Miguel Ramírez

Personal information
- Full name: Miguel Ramírez Salas
- Date of birth: 29 September 1968 (age 57)
- Place of birth: Aguascalientes City, Aguascalientes, Mexico
- Height: 1.81 m (5 ft 11 in)
- Position: Defender

Senior career*
- Years: Team / Apps / (Gls)
- Atlético Potosino

Managerial career
- 2010: Toros de Aguascalientes (Assistant)
- 2011–2017: Necaxa Reserves and Academy
- 2017: Necaxa (women)
- 2018–2020: Necaxa Reserves and Academy
- 2021–2023: Necaxa (women) (assistant)
- 2024: Necaxa (women)
- 2025: Necaxa U-19 (women)

= Miguel Ramírez Salas =

Mexican football manager

Miguel Ramírez Salas (born 29 September 1968) is a former professional Mexican footballer and manager who last played for Atlético Potosino and currently manages Necaxa (women) since 2024.

==Club career==
Ramírez played in Atlético Potosino in the Liga MX.

==Coaching career==
In 2011, Ramírez joined the staff of Toros de Aguascalientes.

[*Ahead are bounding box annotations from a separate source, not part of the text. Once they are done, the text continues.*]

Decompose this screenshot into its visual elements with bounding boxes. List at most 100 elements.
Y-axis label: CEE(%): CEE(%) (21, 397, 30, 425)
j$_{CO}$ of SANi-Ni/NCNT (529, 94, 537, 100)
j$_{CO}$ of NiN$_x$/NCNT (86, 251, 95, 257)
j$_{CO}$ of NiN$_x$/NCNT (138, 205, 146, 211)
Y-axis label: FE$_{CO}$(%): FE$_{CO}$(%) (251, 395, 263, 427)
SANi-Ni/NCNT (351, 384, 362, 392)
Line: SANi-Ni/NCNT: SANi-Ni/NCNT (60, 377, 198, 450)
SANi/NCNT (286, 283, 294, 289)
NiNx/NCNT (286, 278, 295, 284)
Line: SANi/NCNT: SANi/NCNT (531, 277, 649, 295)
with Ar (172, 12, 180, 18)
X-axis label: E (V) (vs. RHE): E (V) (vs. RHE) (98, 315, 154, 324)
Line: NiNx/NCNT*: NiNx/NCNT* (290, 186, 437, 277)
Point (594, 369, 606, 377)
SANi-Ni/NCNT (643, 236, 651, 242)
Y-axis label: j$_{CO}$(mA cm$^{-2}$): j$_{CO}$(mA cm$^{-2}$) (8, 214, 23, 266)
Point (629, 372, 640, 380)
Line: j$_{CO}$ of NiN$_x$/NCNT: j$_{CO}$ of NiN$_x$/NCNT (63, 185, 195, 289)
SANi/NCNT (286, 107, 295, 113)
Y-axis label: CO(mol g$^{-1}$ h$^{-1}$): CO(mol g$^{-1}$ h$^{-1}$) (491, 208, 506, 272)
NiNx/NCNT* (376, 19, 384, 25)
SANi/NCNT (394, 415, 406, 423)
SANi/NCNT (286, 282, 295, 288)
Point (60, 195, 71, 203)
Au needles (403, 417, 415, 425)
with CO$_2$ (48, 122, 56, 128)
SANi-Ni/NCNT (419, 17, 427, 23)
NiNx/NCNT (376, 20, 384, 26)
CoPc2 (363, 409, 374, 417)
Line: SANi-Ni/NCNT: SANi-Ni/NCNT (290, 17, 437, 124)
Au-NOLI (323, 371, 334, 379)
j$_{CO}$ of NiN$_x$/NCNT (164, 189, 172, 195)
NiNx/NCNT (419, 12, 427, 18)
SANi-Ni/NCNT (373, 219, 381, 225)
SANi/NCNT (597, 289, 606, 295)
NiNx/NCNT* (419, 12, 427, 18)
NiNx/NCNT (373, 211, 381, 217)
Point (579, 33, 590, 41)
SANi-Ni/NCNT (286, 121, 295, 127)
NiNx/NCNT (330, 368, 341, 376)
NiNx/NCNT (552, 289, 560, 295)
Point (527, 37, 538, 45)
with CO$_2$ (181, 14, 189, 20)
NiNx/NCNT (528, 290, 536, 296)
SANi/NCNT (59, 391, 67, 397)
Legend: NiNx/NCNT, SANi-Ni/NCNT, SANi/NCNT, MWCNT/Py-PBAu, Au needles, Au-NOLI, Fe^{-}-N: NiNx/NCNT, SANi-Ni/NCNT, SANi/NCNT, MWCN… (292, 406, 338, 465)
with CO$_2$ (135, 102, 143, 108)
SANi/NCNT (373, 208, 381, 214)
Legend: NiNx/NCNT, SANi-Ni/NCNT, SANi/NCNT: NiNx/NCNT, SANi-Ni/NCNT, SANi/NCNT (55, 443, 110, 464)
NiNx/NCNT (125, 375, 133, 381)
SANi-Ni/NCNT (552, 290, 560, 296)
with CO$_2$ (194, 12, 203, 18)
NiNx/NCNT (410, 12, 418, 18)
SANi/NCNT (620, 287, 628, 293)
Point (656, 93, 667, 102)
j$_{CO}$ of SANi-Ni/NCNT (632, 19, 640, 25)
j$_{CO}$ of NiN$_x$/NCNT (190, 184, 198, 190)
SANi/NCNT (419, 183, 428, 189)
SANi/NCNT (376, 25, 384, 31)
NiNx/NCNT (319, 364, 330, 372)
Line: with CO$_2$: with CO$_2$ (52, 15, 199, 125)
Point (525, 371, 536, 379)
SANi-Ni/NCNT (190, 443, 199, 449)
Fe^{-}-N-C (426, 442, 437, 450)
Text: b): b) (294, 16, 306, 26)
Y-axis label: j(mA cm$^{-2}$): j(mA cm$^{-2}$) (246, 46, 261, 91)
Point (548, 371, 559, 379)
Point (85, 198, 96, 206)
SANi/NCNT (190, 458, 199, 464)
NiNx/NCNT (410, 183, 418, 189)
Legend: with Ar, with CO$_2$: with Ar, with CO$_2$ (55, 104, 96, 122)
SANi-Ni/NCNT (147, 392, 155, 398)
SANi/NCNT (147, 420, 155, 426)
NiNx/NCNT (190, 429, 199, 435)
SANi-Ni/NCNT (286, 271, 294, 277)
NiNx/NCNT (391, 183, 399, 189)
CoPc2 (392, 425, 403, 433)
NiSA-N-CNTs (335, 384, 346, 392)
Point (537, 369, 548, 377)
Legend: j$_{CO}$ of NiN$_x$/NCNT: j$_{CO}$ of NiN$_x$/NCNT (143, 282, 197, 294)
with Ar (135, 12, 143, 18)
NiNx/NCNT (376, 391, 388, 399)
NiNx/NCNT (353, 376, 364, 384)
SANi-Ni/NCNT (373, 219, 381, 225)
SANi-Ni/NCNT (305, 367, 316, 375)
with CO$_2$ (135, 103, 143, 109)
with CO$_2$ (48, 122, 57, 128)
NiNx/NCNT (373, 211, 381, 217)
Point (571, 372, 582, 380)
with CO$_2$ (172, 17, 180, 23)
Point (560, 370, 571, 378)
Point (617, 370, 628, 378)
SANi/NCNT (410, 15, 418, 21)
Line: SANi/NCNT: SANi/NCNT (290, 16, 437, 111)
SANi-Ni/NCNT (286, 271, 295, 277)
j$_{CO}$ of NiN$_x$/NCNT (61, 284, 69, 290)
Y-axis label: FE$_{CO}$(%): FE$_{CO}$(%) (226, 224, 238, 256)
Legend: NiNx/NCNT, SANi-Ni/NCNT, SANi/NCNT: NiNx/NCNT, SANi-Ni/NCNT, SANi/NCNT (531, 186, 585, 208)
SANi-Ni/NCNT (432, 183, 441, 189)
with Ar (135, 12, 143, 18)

From 2011 to 2020 he was part of Necaxa Reserves and Academy, and in 2017 he coached the Necaxa (women) during one tournament. Since 2021, Ramírez was the assistant coach of Necaxa (women) in the Liga MX Femenil. In 2024, Ramírez was appointed for the second time as manager of Necaxa (women).